Transformation of plants using plant viruses is described in U.S.
Pat. No. 4,855,237 (BGV), EP-A 67,553 (TMV), Japanese Published
Application No. 63-14693 (TMV), EPA 194,809 (BV), EPA 278,667 (BV);
and Gluzman, Y. et al., Communications in Molecular Biology: Viral
Vectors, Cold Spring Harbor Laboratory, New York, pp. 172-189
(1988).

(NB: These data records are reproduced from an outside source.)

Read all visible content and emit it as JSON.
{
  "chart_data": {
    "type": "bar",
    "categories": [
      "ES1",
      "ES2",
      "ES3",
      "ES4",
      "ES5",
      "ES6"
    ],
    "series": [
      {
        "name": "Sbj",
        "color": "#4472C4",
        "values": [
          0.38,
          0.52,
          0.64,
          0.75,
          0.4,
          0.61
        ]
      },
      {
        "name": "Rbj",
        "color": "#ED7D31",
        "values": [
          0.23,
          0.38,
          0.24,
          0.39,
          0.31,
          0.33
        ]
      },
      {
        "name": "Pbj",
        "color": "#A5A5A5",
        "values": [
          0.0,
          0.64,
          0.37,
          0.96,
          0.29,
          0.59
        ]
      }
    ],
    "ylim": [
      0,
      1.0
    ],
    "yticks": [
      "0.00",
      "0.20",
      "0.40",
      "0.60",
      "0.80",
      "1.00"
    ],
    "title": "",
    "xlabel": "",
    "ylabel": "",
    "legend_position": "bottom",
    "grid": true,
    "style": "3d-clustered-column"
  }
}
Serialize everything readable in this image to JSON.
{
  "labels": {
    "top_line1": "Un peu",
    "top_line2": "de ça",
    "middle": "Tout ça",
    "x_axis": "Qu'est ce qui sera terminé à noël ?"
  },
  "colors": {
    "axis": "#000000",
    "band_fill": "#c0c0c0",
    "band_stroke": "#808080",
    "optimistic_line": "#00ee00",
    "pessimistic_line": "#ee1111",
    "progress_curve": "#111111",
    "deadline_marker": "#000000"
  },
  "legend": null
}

Pseudovirus particles for use in expressing foreign DNA in
many hosts, including plants, is described in WO 87/06261.
[0220] Construction of plant RNA viruses for the introduction and
expression of non-viral exogenous nucleic acid sequences in plants
is demonstrated by the above references as well as by Dawson, W. O.
et al., Virology (1989) 172:285-292; Takamatsu et al. EMBO J.
(1987) 6:307-311; French et al. Science (1986) 231:1294-1297; and
Takamatsu et al. FEBS Letters (1990) 269:73-76.
[0221] When the virus is a DNA virus, suitable modifications can be
made to the virus itself. Alternatively, the virus can first be
cloned into a bacterial plasmid for ease of constructing the
desired viral vector with the foreign DNA. The virus can then be
excised from the plasmid. If the virus is a DNA virus, a bacterial
origin of replication can be attached to the viral DNA, which is
then replicated by the bacteria. Transcription and translation of
this DNA will produce the coat protein which will encapsidate the
viral DNA. If the virus is an RNA virus, the virus is generally
cloned as a cDNA and inserted into a plasmid. The plasmid is then
used to make all of the constructions. The RNA virus is then
produced by transcribing the viral sequence of the plasmid and
translation of the viral genes to produce the coat protein(s) which
encapsidate the viral RNA.
[0222] Construction of plant RNA viruses for the introduction and
expression in plants of non-viral exogenous nucleic acid sequences
such as those included in the construct of some embodiments of the
invention is demonstrated by the above references as well as in
U.S. Pat. No. 5,316,931.
[0223] In one embodiment, a plant viral nucleic acid is provided in
which the native coat protein coding sequence has been deleted from
a viral nucleic acid, a non-native plant viral coat protein coding
sequence and a non-native promoter, preferably the subgenomic
promoter of the non-native coat protein coding sequence, capable of
expression in the plant host, packaging of the recombinant plant
viral nucleic acid, and ensuring a systemic infection of the host
by the recombinant plant viral nucleic acid, has been inserted.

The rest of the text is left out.